Rigidity-Aware Geometric Pretraining for Protein Design and Conformational Ensembles
Zhanghan Ni, Yanjing Li, Zeju Qiu, Bernhard Schölkopf, Hongyu Guo, Weiyang Liu, Shengchao Liu
Unverified — Be the first to reproduce this paper.
ReproduceAbstract
Generative models have recently advanced de novo protein design by learning the statistical regularities of natural structures. However, current approaches face three key limitations: (1) Existing methods cannot jointly learn protein geometry and design tasks, where pretraining can be a solution; (2) Current pretraining methods mostly rely on local, non-rigid atomic representations for property prediction downstream tasks, limiting global geometric understanding for protein generation tasks; and (3) Existing approaches have yet to effectively model the rich dynamic and conformational information of protein structures. To overcome these issues, we introduce RigidSSL (Rigidity-Aware Self-Supervised Learning), a geometric pretraining framework that front-loads geometry learning prior to generative finetuning.
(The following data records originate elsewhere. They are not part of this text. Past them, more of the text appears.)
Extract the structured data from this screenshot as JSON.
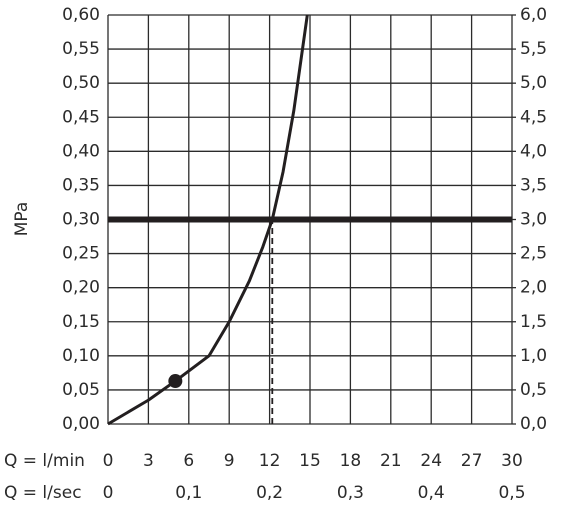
{
  "chart_data": {
    "type": "line",
    "ylabel": "MPa",
    "xlabel": "Q = l/min",
    "x2label": "Q = l/sec",
    "x": [
      0,
      3,
      5,
      7.5,
      9,
      10.5,
      11.5,
      12.2,
      13,
      13.8,
      14.8
    ],
    "values": [
      0,
      0.035,
      0.063,
      0.1,
      0.15,
      0.21,
      0.26,
      0.3,
      0.37,
      0.46,
      0.6
    ],
    "color": "#231f20",
    "marker": {
      "x": 5,
      "y": 0.063
    },
    "hline": 0.3,
    "vline": 12.2,
    "grid": true,
    "xlim": [
      0,
      30
    ],
    "xticks": [
      0,
      3,
      6,
      9,
      12,
      15,
      18,
      21,
      24,
      27,
      30
    ],
    "x2lim": [
      0,
      0.5
    ],
    "x2ticks": [
      0,
      {
        "value": 0.1,
        "label": "0,1"
      },
      {
        "value": 0.2,
        "label": "0,2"
      },
      {
        "value": 0.3,
        "label": "0,3"
      },
      {
        "value": 0.4,
        "label": "0,4"
      },
      {
        "value": 0.5,
        "label": "0,5"
      }
    ],
    "ylim": [
      0,
      0.6
    ],
    "yticks": [
      {
        "value": 0,
        "label": "0,00"
      },
      {
        "value": 0.05,
        "label": "0,05"
      },
      {
        "value": 0.1,
        "label": "0,10"
      },
      {
        "value": 0.15,
        "label": "0,15"
      },
      {
        "value": 0.2,
        "label": "0,20"
      },
      {
        "value": 0.25,
        "label": "0,25"
      },
      {
        "value": 0.3,
        "label": "0,30"
      },
      {
        "value": 0.35,
        "label": "0,35"
      },
      {
        "value": 0.4,
        "label": "0,40"
      },
      {
        "value": 0.45,
        "label": "0,45"
      },
      {
        "value": 0.5,
        "label": "0,50"
      },
      {
        "value": 0.55,
        "label": "0,55"
      },
      {
        "value": 0.6,
        "label": "0,60"
      }
    ],
    "y2lim": [
      0,
      6
    ],
    "y2ticks": [
      {
        "value": 0,
        "label": "0,0"
      },
      {
        "value": 0.5,
        "label": "0,5"
      },
      {
        "value": 1,
        "label": "1,0"
      },
      {
        "value": 1.5,
        "label": "1,5"
      },
      {
        "value": 2,
        "label": "2,0"
      },
      {
        "value": 2.5,
        "label": "2,5"
      },
      {
        "value": 3,
        "label": "3,0"
      },
      {
        "value": 3.5,
        "label": "3,5"
      },
      {
        "value": 4,
        "label": "4,0"
      },
      {
        "value": 4.5,
        "label": "4,5"
      },
      {
        "value": 5,
        "label": "5,0"
      },
      {
        "value": 5.5,
        "label": "5,5"
      },
      {
        "value": 6,
        "label": "6,0"
      }
    ]
  }
}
Phase I (RigidSSL-Perturb) learns geometric priors from 432K structures from the AlphaFold Protein Structure Database with simulated perturbations. Phase II (RigidSSL-MD) refines these representations on 1.3K molecular dynamics trajectories to capture physically realistic transitions. Underpinning both phases is a bi-directional, rigidity-aware flow matching objective that jointly optimizes translational and rotational dynamics to maximize mutual information between conformations. Empirically, RigidSSL variants improve designability by up to 43% while enhancing novelty and diversity in unconditional generation. Furthermore, RigidSSL-Perturb improves the success rate by 5.8% in zero-shot motif scaffolding and RigidSSL-MD captures more biophysically realistic conformational ensembles in G protein-coupled receptor modeling.